I noticed the fantail pigeons nowadays getting bigger and bigger...Here in the UK, people seems think the bigger the better, the small ones are considered as poor quality. although I kinda disagree.

Recently I purchased two pair of indian fantail. When they arrived, I was shocked how tiny they are. Although they all have very big tails, their body size are smaller than those of my American fantail. I noticed there is a breed called mini inidan fantail.. I checked their website, it said the body height should be less than 7 inch. 
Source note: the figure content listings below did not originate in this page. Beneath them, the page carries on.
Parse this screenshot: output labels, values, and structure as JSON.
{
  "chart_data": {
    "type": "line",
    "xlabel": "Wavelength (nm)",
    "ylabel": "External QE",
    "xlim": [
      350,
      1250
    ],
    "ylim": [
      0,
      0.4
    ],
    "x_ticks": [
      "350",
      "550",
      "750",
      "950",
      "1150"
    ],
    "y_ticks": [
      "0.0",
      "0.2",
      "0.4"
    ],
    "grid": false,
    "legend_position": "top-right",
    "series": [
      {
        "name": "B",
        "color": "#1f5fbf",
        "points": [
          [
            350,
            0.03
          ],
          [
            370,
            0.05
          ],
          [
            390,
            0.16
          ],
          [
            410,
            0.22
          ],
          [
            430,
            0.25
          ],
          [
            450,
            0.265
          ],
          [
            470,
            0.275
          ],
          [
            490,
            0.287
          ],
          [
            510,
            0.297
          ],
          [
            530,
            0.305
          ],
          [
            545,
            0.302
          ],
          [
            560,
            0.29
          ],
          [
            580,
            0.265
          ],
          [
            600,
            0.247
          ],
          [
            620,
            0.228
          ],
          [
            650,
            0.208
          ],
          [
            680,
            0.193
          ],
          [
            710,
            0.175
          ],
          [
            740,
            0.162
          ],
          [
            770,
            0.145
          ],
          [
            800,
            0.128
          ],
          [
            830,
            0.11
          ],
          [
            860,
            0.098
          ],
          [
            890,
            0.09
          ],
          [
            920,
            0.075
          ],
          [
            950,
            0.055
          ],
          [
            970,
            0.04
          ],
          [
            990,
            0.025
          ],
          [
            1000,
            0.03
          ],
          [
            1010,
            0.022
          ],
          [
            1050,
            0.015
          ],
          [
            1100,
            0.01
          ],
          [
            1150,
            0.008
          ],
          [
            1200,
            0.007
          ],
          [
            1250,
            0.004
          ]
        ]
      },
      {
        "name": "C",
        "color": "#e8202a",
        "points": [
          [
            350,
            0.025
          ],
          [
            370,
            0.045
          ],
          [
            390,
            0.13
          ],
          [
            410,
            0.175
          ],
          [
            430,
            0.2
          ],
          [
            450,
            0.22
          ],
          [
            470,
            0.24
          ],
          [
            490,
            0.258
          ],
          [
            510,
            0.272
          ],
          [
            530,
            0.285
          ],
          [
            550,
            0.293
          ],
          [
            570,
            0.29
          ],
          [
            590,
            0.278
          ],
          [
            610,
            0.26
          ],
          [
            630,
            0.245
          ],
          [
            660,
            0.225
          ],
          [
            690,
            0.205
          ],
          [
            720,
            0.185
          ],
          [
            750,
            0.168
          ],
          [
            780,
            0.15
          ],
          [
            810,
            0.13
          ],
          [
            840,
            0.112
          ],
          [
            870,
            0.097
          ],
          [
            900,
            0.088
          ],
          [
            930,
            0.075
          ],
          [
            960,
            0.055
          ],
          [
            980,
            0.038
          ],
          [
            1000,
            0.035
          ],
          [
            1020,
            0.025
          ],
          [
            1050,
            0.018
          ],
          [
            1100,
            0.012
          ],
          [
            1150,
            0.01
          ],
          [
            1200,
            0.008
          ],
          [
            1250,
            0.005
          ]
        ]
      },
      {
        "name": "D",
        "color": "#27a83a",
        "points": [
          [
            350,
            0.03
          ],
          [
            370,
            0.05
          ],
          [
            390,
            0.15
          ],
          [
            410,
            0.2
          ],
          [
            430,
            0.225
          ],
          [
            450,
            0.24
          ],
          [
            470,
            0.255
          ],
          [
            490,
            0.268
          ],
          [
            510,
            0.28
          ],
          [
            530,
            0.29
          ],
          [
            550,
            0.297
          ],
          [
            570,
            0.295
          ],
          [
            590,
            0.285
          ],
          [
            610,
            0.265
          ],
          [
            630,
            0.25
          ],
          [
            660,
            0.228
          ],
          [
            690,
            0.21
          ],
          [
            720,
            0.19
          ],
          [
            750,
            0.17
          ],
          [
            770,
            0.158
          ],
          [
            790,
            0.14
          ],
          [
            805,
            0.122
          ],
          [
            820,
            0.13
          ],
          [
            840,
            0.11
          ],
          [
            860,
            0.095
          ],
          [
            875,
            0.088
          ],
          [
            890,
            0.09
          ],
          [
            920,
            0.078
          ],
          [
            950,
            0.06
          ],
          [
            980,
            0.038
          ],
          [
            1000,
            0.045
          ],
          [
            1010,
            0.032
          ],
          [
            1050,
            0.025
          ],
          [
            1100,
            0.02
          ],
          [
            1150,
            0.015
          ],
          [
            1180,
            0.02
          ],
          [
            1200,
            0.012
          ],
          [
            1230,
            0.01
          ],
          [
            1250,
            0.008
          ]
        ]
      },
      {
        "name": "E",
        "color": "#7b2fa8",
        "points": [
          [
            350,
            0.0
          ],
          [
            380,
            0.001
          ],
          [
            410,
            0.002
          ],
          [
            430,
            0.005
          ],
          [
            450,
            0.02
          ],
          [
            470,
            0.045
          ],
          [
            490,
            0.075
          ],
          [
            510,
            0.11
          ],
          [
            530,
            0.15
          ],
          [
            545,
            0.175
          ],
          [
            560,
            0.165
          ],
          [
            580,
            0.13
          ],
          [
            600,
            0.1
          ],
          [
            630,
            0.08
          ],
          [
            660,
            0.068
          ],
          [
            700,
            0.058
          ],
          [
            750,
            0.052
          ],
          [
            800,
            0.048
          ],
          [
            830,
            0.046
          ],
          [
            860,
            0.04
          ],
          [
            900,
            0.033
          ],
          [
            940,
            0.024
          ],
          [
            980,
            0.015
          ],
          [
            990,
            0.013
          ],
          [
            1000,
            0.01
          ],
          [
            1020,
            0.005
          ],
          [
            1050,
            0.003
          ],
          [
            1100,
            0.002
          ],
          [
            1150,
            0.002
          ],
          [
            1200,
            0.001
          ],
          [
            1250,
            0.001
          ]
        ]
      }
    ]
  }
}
I checked these two pairs, they are around 6 inch tall, so does this mean they are mini indian fantail? or just normal fantail poor quality?


----------



## Woodnative (Jul 4, 2010)

I don't personally keep mindians or indians but I like them and am surprised there has been no response here. The mindians were developed for just the reasons you mentioned....some folks like Indians but feel they have become too big. They have used smaller sized Indians and even crossed in other breeds to try to create the Mindian. Because the Mindian is new and still in development there is still a lot of variability in the breeder's birds. Your birds certainly sound good to use in a Mindian project.


----------



## dingweding (Jun 2, 2012)

Thanks for getting back to me. I heard from a breeder, if you breeder from same blood again and again, the bird will get smaller and smaller, which is why they cross breed to new blood to keep the size of it... So I am bit confused.. maybe these two pairs I got are this kind of poor quality or just I am just lucky?


----------



## boneyrajan.k (Jul 15, 2010)

Do share a picture,then only we will be able to comment on the quality


----------